I'm finding that researching trailer brakes for a CD 16 leads to complex choices. I stopped in at a well known trailer shop and asked what they would do. They would replace the 2K axle with a 3.5K axle to get the brake flange factory welded. They could weld a flange plate on my axle, but pulling the old axle, aligning the plate, welding, and reassembly would cost about the same as simply putting on a new axle. Since the same springs would be reused, the spring rate would remain the same even with a stronger axle. The shop said that the stiffer axle would actually be better for rugged conditions and actually might save some tire wear. Definitely better if you ever high-center the axle.
Then adding disc brakes and surge actuator for the new axle would bring the entire cost to have this done at a shop to about $2K. I'm assuming that the brakes and actuators would be the low end models. But I figure that $2K is the amount of money I'm dealing with.

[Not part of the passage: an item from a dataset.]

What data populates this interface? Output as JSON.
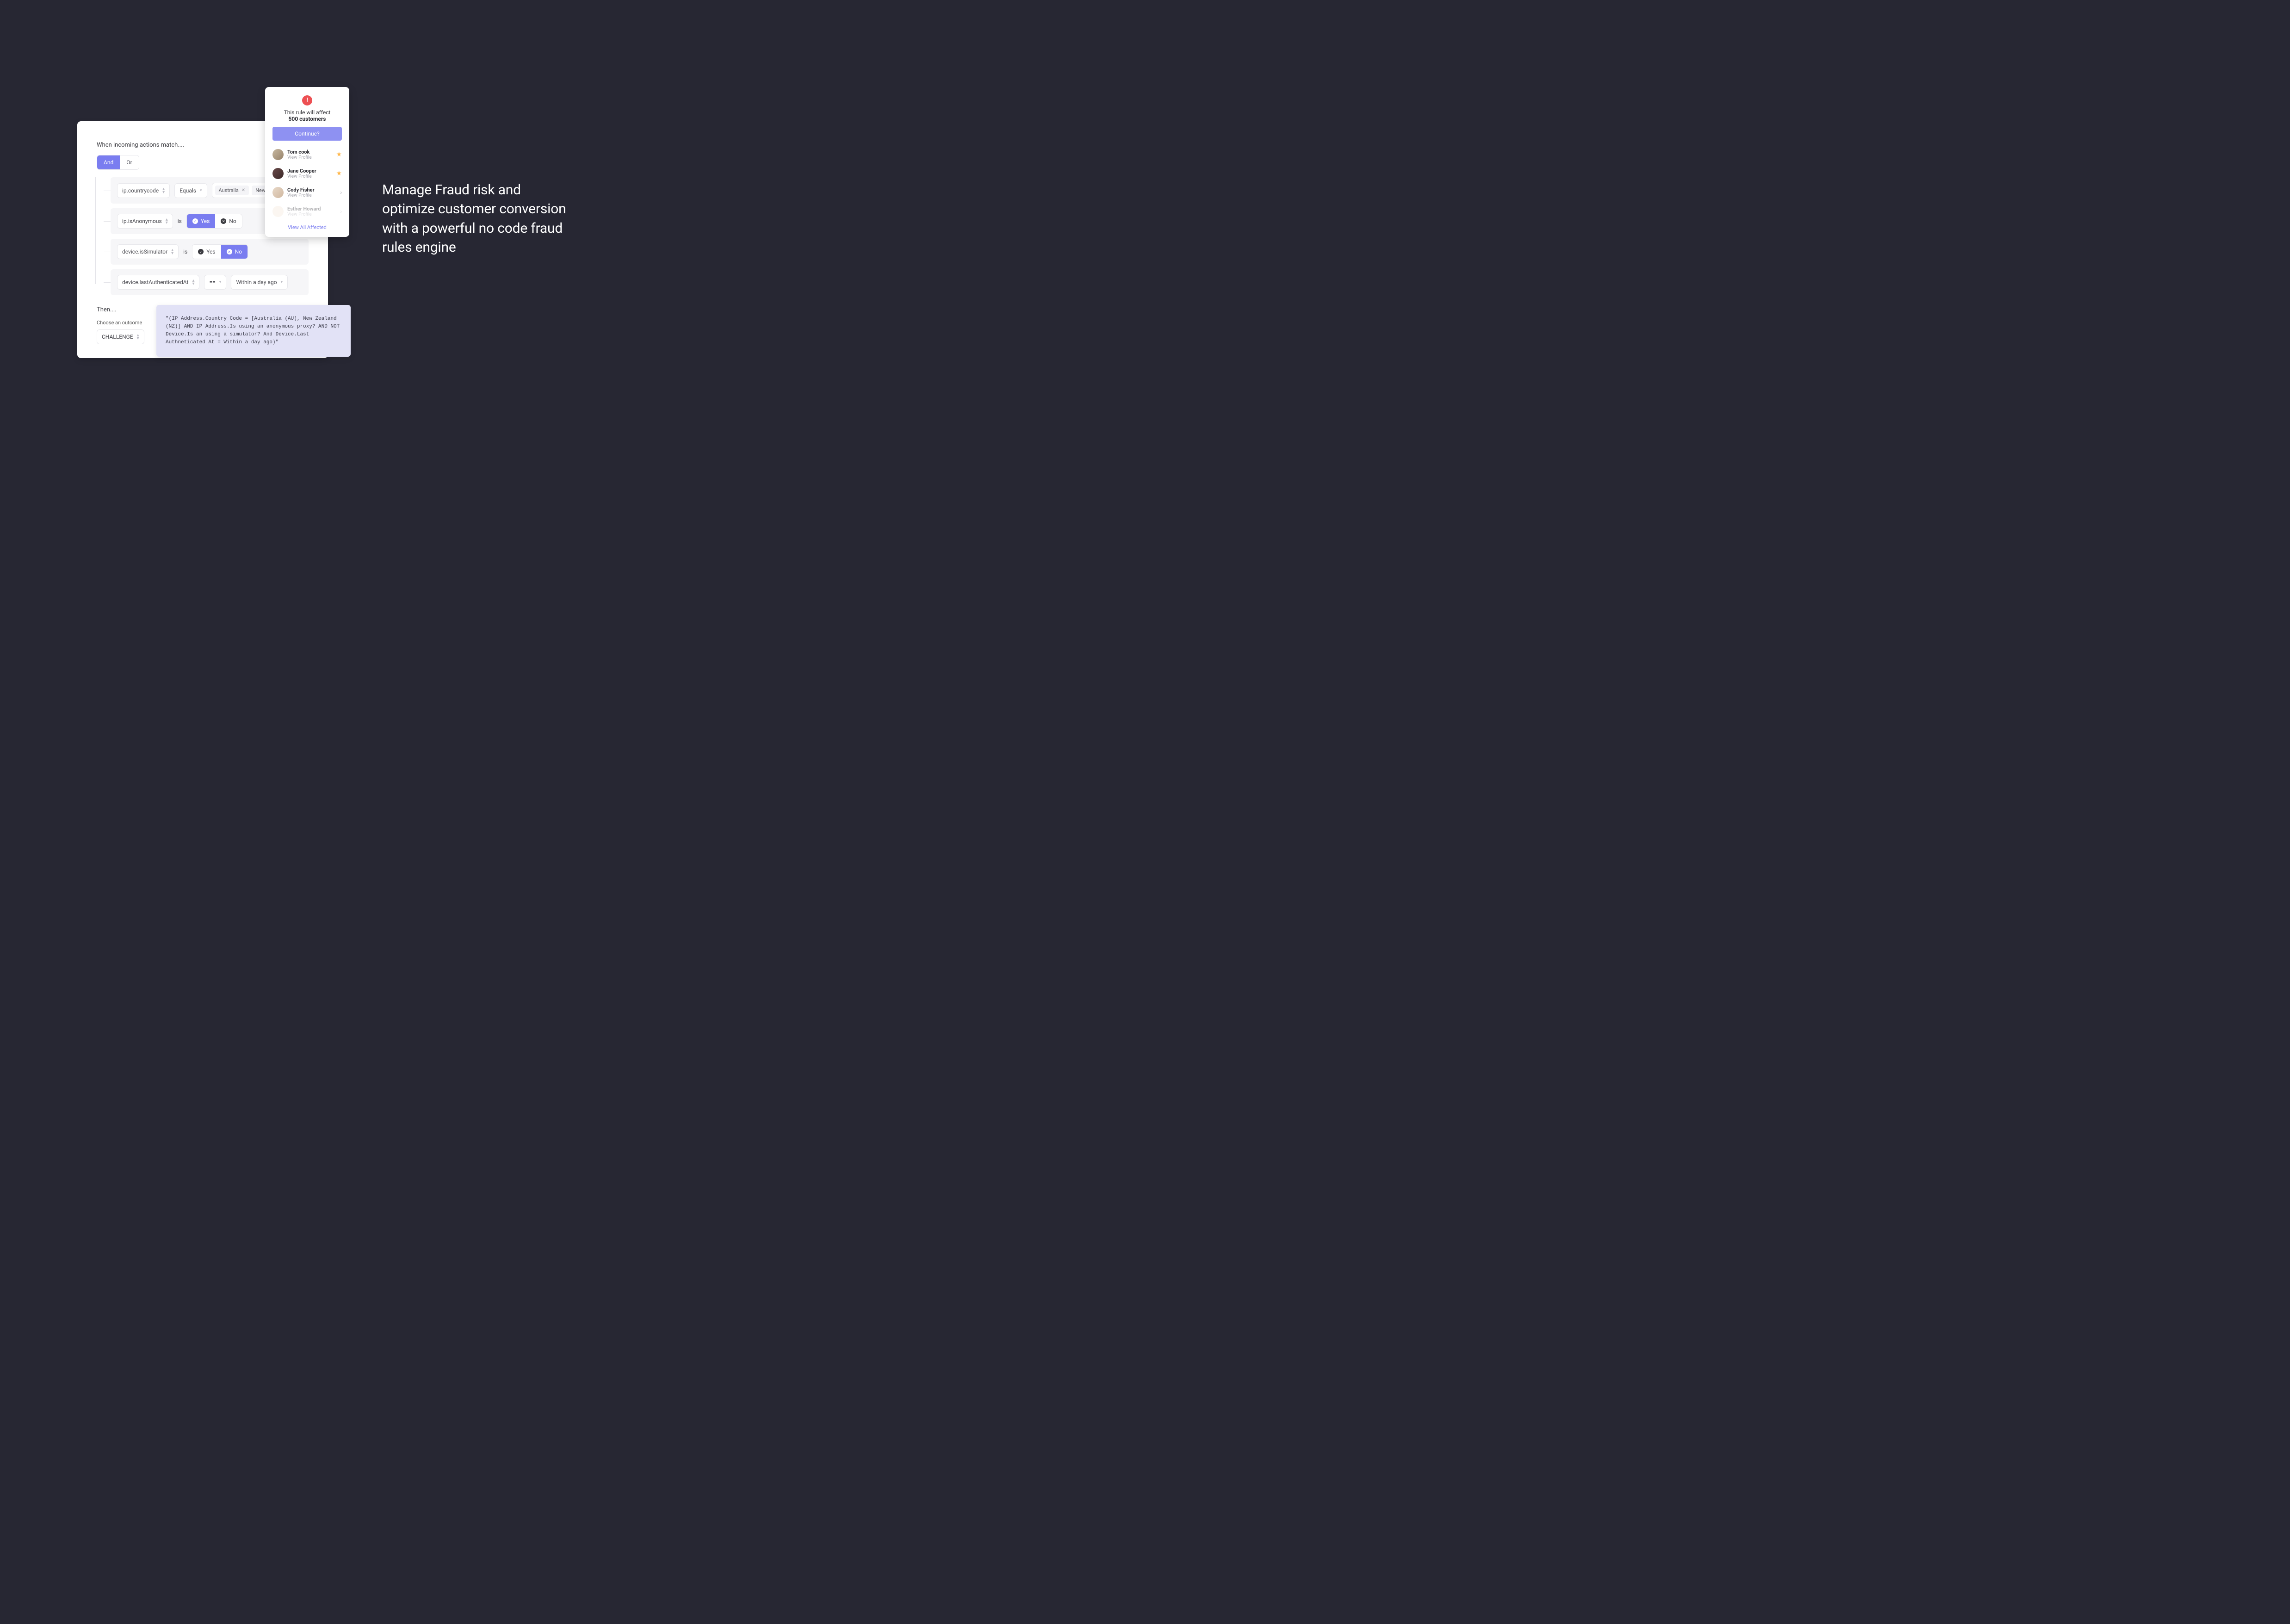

Since my boat is laid up for the winter, it's simply a matter of whether/how much better a system I can produce as a DIY project.
One of the items that interests me, as long as there is an axle replacement, is going with a torsion axle. It's possible to find a 2K# or 2.2K# torsion axle with brake flanges for $350 (with shipping). True independent suspension, and no rusting/squeaking leaf springs sounds like it would be nice. Plus, when you remove the springs the trailer could sit a couple inches lower. Depending on where you tow, this could be a good thing.
The next item is the size of disc brakes. The cheapest (and often included in axle kits) is the 7" brake. These are trailer specific rather than an automotive standard, so if you need parts when on the road, you won't find what you need at the local NAPA. You might not anyway, but the shop also told me not to bother with 7" brakes.
Then the question is the grade of the brakes. They go from automotive standard ($175 per axle) with little corrosion protection to full stainless steel calipers, rotors, springs, bolts, etc., ($675 per axle). Question is how often will I launch into salt and for how many years.
The surge actuators that I have found appear to all be similar, with the big difference being whether it has a reverse lock out. Maybe if I thought I would never get into busy traffic while hauling I might be tempted to save a few bucks and not get this feature. But the idea of having to get out and mess with the hitch so that I can back up in an emergency makes the reverse solenoid a no-brainer.
The guy at the shop wanted to make it clear to me that I would be spending as much or more than my trailer is worth and I'm not likely to recoup that money. Sort of like having custom leather seats put in a Prius. If you ultimately sell to somebody who has trailered a lot, they might appreciate the improvements, but basically the decision is based on whether I will trailer enough to get my money's worth.